Atardeció y Gilgamesh cavó un pozo. Esparciendo harina pidió sueños benéficos a la montaña. Sentado sobre sus talones, la cabeza sobre sus rodillas, Gilgamesh soñó y Enkidu interpretó los sueños auspiciosos. En la noche siguiente Gilgamesh pidió sueños favorables para Enkidu, mas los sueños que tendió la montaña fueron ominosos. Después Gilgamesh no despertó y Enkidu haciendo esfuerzos logró ponerlo en pie. Cubiertos con sus armaduras cabalgaron la tierra como si llevaran vestiduras livianas. Llegaron hasta el inmenso cedro y, entonces, las manos de Gilgamesh blandiendo el hacha al cedro derribaron.

Jumbaba salió de su mansión y clavó el ojo de la muerte en Gilgamesh. Pero el dios-sol, Samash, levantó contra Jumbaba terribles huracanes: el ciclón, el torbellino. Los ocho vientos tempestuosos se arrojaron contra Jumbaba de manera que éste no pudo avanzar ni retroceder mientras Gilgamesh y Enkidu cortaban los cedros para entrar en sus dominios. Por eso, Jumbaba terminó presentándose manso y temeroso ante los héroes.

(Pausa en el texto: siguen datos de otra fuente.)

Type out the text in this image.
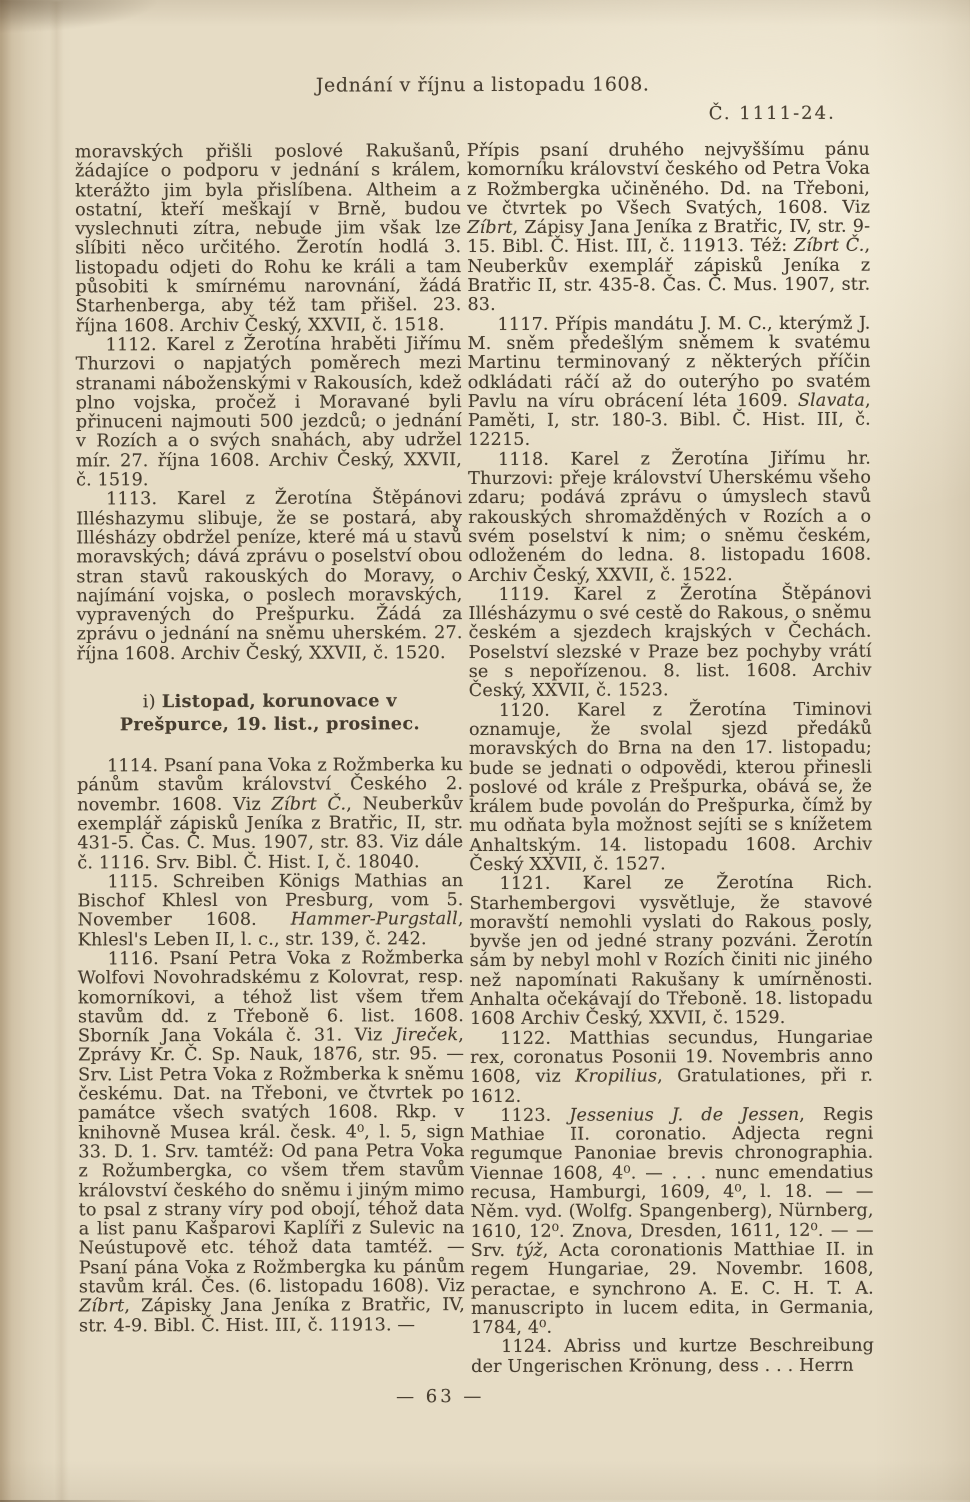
Jednání v říjnu a listopadu 1608.
Č. 1111-24.

moravských přišli poslové Rakušanů, žádajíce o podporu v jednání s králem, kterážto jim byla přislíbena. Altheim a ostatní, kteří meškají v Brně, budou vyslechnuti zítra, nebude jim však lze slíbiti něco určitého. Žerotín hodlá 3. listopadu odjeti do Rohu ke králi a tam působiti k smírnému narovnání, žádá Starhenberga, aby též tam přišel. 23. října 1608. Archiv Český, XXVII, č. 1518.

1112. Karel z Žerotína hraběti Jiřímu Thurzovi o napjatých poměrech mezi stranami náboženskými v Rakousích, kdež plno vojska, pročež i Moravané byli přinuceni najmouti 500 jezdců; o jednání v Rozích a o svých snahách, aby udržel mír. 27. října 1608. Archiv Český, XXVII, č. 1519.

1113. Karel z Žerotína Štěpánovi Illéshazymu slibuje, že se postará, aby Illésházy obdržel peníze, které má u stavů moravských; dává zprávu o poselství obou stran stavů rakouských do Moravy, o najímání vojska, o poslech moravských, vypravených do Prešpurku. Žádá za zprávu o jednání na sněmu uherském. 27. října 1608. Archiv Český, XXVII, č. 1520.

i) Listopad, korunovace v Prešpurce, 19. list., prosinec.

1114. Psaní pana Voka z Rožmberka ku pánům stavům království Českého 2. novembr. 1608. Viz Zíbrt Č., Neuberkův exemplář zápisků Jeníka z Bratřic, II, str. 431-5. Čas. Č. Mus. 1907, str. 83. Viz dále č. 1116. Srv. Bibl. Č. Hist. I, č. 18040.

1115. Schreiben Königs Mathias an Bischof Khlesl von Presburg, vom 5. November 1608. Hammer-Purgstall, Khlesl's Leben II, l. c., str. 139, č. 242.

1116. Psaní Petra Voka z Rožmberka Wolfovi Novohradskému z Kolovrat, resp. komorníkovi, a téhož list všem třem stavům dd. z Třeboně 6. list. 1608. Sborník Jana Vokála č. 31. Viz Jireček, Zprávy Kr. Č. Sp. Nauk, 1876, str. 95. — Srv. List Petra Voka z Rožmberka k sněmu českému. Dat. na Třeboni, ve čtvrtek po památce všech svatých 1608. Rkp. v knihovně Musea král. česk. 4⁰, l. 5, sign 33. D. 1. Srv. tamtéž: Od pana Petra Voka z Rožumbergka, co všem třem stavům království českého do sněmu i jiným mimo to psal z strany víry pod obojí, téhož data a list panu Kašparovi Kaplíři z Sulevic na Neústupově etc. téhož data tamtéž. — Psaní pána Voka z Rožmbergka ku pánům stavům král. Čes. (6. listopadu 1608). Viz Zíbrt, Zápisky Jana Jeníka z Bratřic, IV, str. 4-9. Bibl. Č. Hist. III, č. 11913. —

Přípis psaní druhého nejvyššímu pánu komorníku království českého od Petra Voka z Rožmbergka učiněného. Dd. na Třeboni, ve čtvrtek po Všech Svatých, 1608. Viz Zíbrt, Zápisy Jana Jeníka z Bratřic, IV, str. 9-15. Bibl. Č. Hist. III, č. 11913. Též: Zíbrt Č., Neuberkův exemplář zápisků Jeníka z Bratřic II, str. 435-8. Čas. Č. Mus. 1907, str. 83.

1117. Přípis mandátu J. M. C., kterýmž J. M. sněm předešlým sněmem k svatému Martinu terminovaný z některých příčin odkládati ráčí až do outerýho po svatém Pavlu na víru obrácení léta 1609. Slavata, Paměti, I, str. 180-3. Bibl. Č. Hist. III, č. 12215.

1118. Karel z Žerotína Jiřímu hr. Thurzovi: přeje království Uherskému všeho zdaru; podává zprávu o úmyslech stavů rakouských shromažděných v Rozích a o svém poselství k nim; o sněmu českém, odloženém do ledna. 8. listopadu 1608. Archiv Český, XXVII, č. 1522.

1119. Karel z Žerotína Štěpánovi Illésházymu o své cestě do Rakous, o sněmu českém a sjezdech krajských v Čechách. Poselství slezské v Praze bez pochyby vrátí se s nepořízenou. 8. list. 1608. Archiv Český, XXVII, č. 1523.

1120. Karel z Žerotína Timinovi oznamuje, že svolal sjezd předáků moravských do Brna na den 17. listopadu; bude se jednati o odpovědi, kterou přinesli poslové od krále z Prešpurka, obává se, že králem bude povolán do Prešpurka, čímž by mu odňata byla možnost sejíti se s knížetem Anhaltským. 14. listopadu 1608. Archiv Český XXVII, č. 1527.

1121. Karel ze Žerotína Rich. Starhembergovi vysvětluje, že stavové moravští nemohli vyslati do Rakous posly, byvše jen od jedné strany pozváni. Žerotín sám by nebyl mohl v Rozích činiti nic jiného než napomínati Rakušany k umírněnosti. Anhalta očekávají do Třeboně. 18. listopadu 1608 Archiv Český, XXVII, č. 1529.

1122. Matthias secundus, Hungariae rex, coronatus Posonii 19. Novembris anno 1608, viz Kropilius, Gratulationes, při r. 1612.

1123. Jessenius J. de Jessen, Regis Mathiae II. coronatio. Adjecta regni regumque Panoniae brevis chronographia. Viennae 1608, 4⁰. — . . . nunc emendatius recusa, Hamburgi, 1609, 4⁰, l. 18. — — Něm. vyd. (Wolfg. Spangenberg), Nürnberg, 1610, 12⁰. Znova, Dresden, 1611, 12⁰. — — Srv. týž, Acta coronationis Matthiae II. in regem Hungariae, 29. Novembr. 1608, peractae, e synchrono A. E. C. H. T. A. manuscripto in lucem edita, in Germania, 1784, 4⁰.

1124. Abriss und kurtze Beschreibung der Ungerischen Krönung, dess . . . Herrn

— 63 —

Él prometió los mejores honores y Gilgamesh estaba por asentir abandonando sus armas, cuando Enkidu interrumpió: “¡No lo oigas! ¡No amigo mío, el mal habla por su boca! ¡Debe morir a manos nuestras!” Y gracias a la advertencia de su amigo, Gilgamesh se recobró. Tomando el hacha y desenvainando la espada hirió a Jumbaba en el cuello, mientras Enkidu hacía otro tanto, hasta que a la tercera vez Jumbaba cayó y quedó muerto. Silencioso y muerto. Entonces le separaron la cabeza del cuello y, en ese momento, se desató el caos porque el que yacía era el Guardián del Bosque de los Cedros. Enkidu taló los árboles del bosque y arrancó las raíces hasta las márgenes del Éufrates. Luego, poniendo la cabeza del vencido en un sudario la mostró a los dioses. Pero  cuando Enlil, señor de la tormenta, vio el cuerpo sin vida de Jumbaba, enfurecido quitó a los profanadores el poder y la gloria que habían sido de aquel y los dio al león, al bárbaro, al desierto. Entonces, los dos amigos salieron del bosque de los cedros.

Gilgamesh lavó su cuerpo y arrojó lejos sus vestiduras ensangrentadas, ciñendo otras sin mácula. Cuando en su cabeza brilló la corona real, la diosa Ishtar puso en él sus ojos. Pero Gilgamesh la rechazó porque ella había perdido a todos sus esposos y los había reducido a la servidumbre más abyecta por medio del amor. Así dijo Gilgamesh: “Tú eres una casa derruída que no protege contra la tempestad, eres las joyas de los palacios saqueados por ladrones, eres el veneno disimulado con manjares, eres un cimiento de piedra blanda, eres un sortilegio que te abandona en el peligro, eres una sandalia que hace tropezar en la carrera”.